Landscape Report


Iris Leaf Spot

Rhizomatous bearded iris (Iris x germanica) is a favorite early spring perennial; however, it is routinely troubled by a fungal leaf spot that tends to appear soon after flowering (Figure 1). These start as small wet-looking lesions that may quickly enlarge into larger spots with brownish edges, tan centers and yellow margins (Figure 2). When infection rates are high due to crowding or wet weather, the spots may coalesce and blight leaf tips or large sections of leaves (Figure 3). Repeated attacks may weaken rhizomes but this disease will not kill plants. The main effect is making plants look ugly after flowering is over.

The fungus causing iris leaf spot is Cladosporium iridis and spreads from diseased to healthy leaves during the summer primarily via splashing water. For this reason, infected leaf tissue should be removed as soon as it is observed. In addition, it is important to avoid overhead watering of foliage, to work with plants only in dry weather, to space plants in order to promote good air circulation and to use more resistant species. Since the fungus over-winters on plant debris, it is especially important to remove infected leaf and flower stalks in the fall.
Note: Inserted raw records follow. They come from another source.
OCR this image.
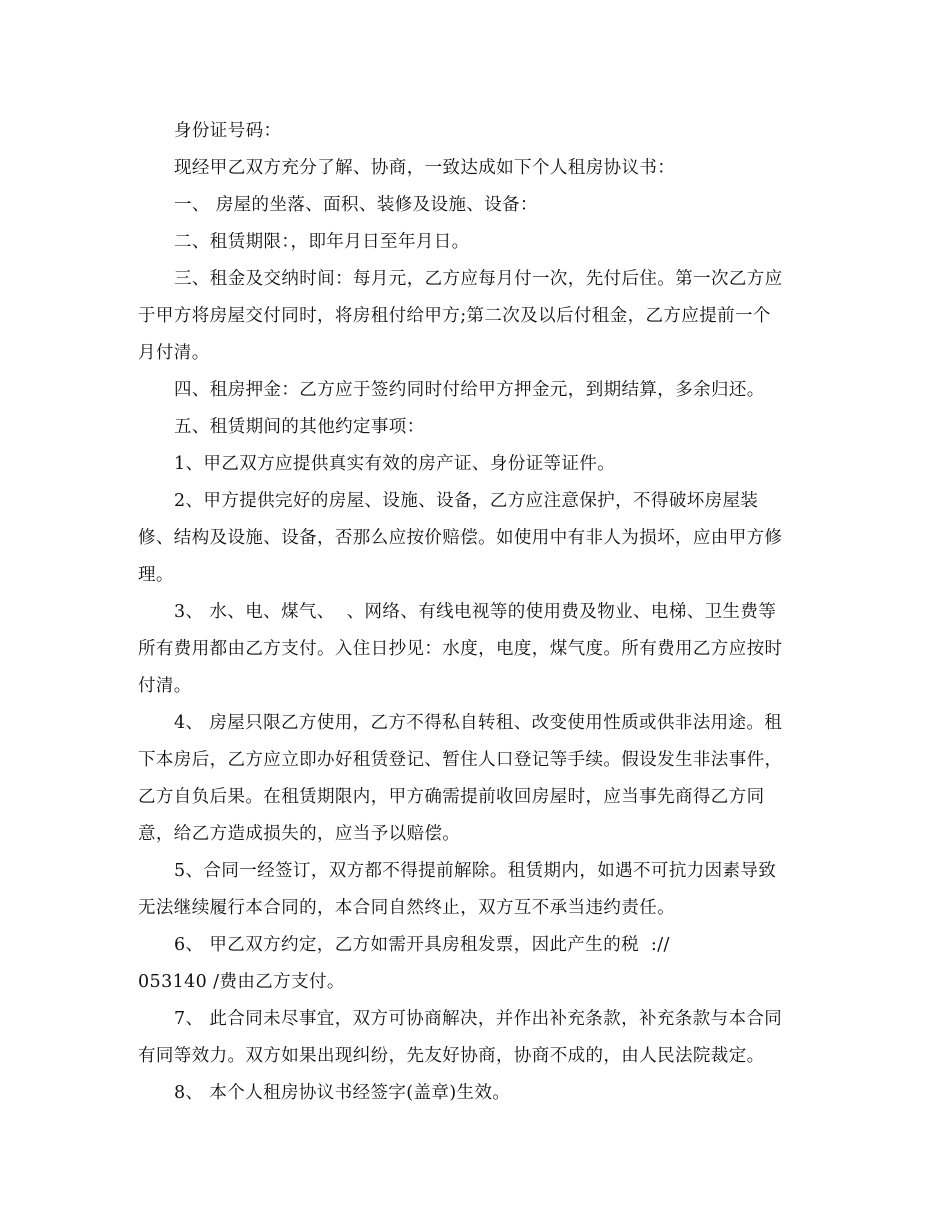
身份证号码：

现经甲乙双方充分了解、协商，一致达成如下个人租房协议书：

一、 房屋的坐落、面积、装修及设施、设备：

二、租赁期限：，即年月日至年月日。

三、租金及交纳时间：每月元，乙方应每月付一次，先付后住。第一次乙方应
于甲方将房屋交付同时，将房租付给甲方;第二次及以后付租金，乙方应提前一个
月付清。

四、租房押金：乙方应于签约同时付给甲方押金元，到期结算，多余归还。

五、租赁期间的其他约定事项：

1、甲乙双方应提供真实有效的房产证、身份证等证件。

2、甲方提供完好的房屋、设施、设备，乙方应注意保护，不得破坏房屋装
修、结构及设施、设备，否那么应按价赔偿。如使用中有非人为损坏，应由甲方修
理。

3、 水、电、煤气、  、网络、有线电视等的使用费及物业、电梯、卫生费等
所有费用都由乙方支付。入住日抄见：水度，电度，煤气度。所有费用乙方应按时
付清。

4、 房屋只限乙方使用，乙方不得私自转租、改变使用性质或供非法用途。租
下本房后，乙方应立即办好租赁登记、暂住人口登记等手续。假设发生非法事件，
乙方自负后果。在租赁期限内，甲方确需提前收回房屋时，应当事先商得乙方同
意，给乙方造成损失的，应当予以赔偿。

5、合同一经签订，双方都不得提前解除。租赁期内，如遇不可抗力因素导致
无法继续履行本合同的，本合同自然终止，双方互不承当违约责任。

6、 甲乙双方约定，乙方如需开具房租发票，因此产生的税  ://
053140 /费由乙方支付。

7、 此合同未尽事宜，双方可协商解决，并作出补充条款，补充条款与本合同
有同等效力。双方如果出现纠纷，先友好协商，协商不成的，由人民法院裁定。

8、 本个人租房协议书经签字(盖章)生效。
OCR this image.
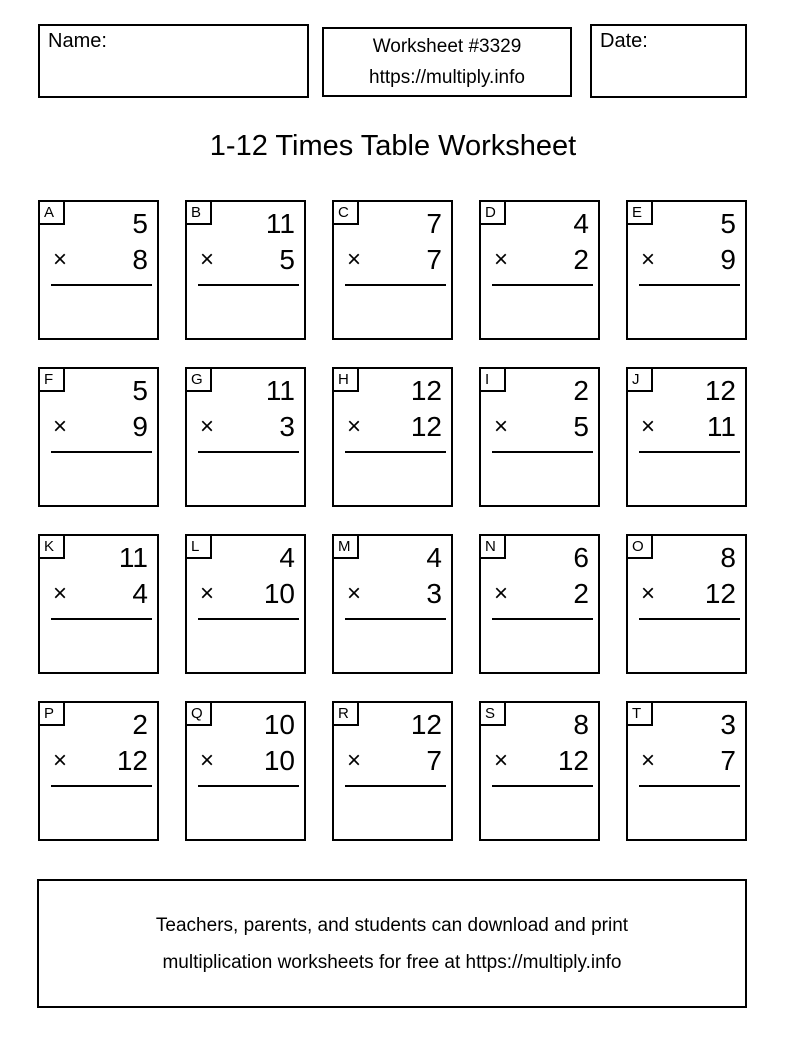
Name:	Worksheet #3329
https://multiply.info
Date:
1-12 Times Table Worksheet
A	5
× 8
B	11
× 5
C	7
× 7
D	4
× 2
E	5
× 9
F	5
× 9
G	11
× 3
H	12
× 12
I	2
× 5
J	12
× 11
K	11
× 4
L	4
× 10
M	4
× 3
N	6
× 2
O	8
× 12
P	2
× 12
Q	10
× 10
R	12
× 7
S	8
× 12
T	3
× 7
Teachers, parents, and students can download and print
multiplication worksheets for free at https://multiply.info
Bearded iris species are more susceptible compared to the non-bearded varieties. Siberian iris (I. sibirica), crested iris (I. cristata) and I. graminea species appear to be tolerant or resistant to this disease, so these are candidates to replace highly susceptible rhizomatous iris.

Fungicides are generally not needed for this disease in the home landscape, but may be needed where other management techniques are not working, or when keeping a favorite bearded iris variety looking pristine is a priority. Pageant, Orkestra, Heritage and Iprodione products can be used as preventive sprays but getting fungicides to stick on iris can be a challenge.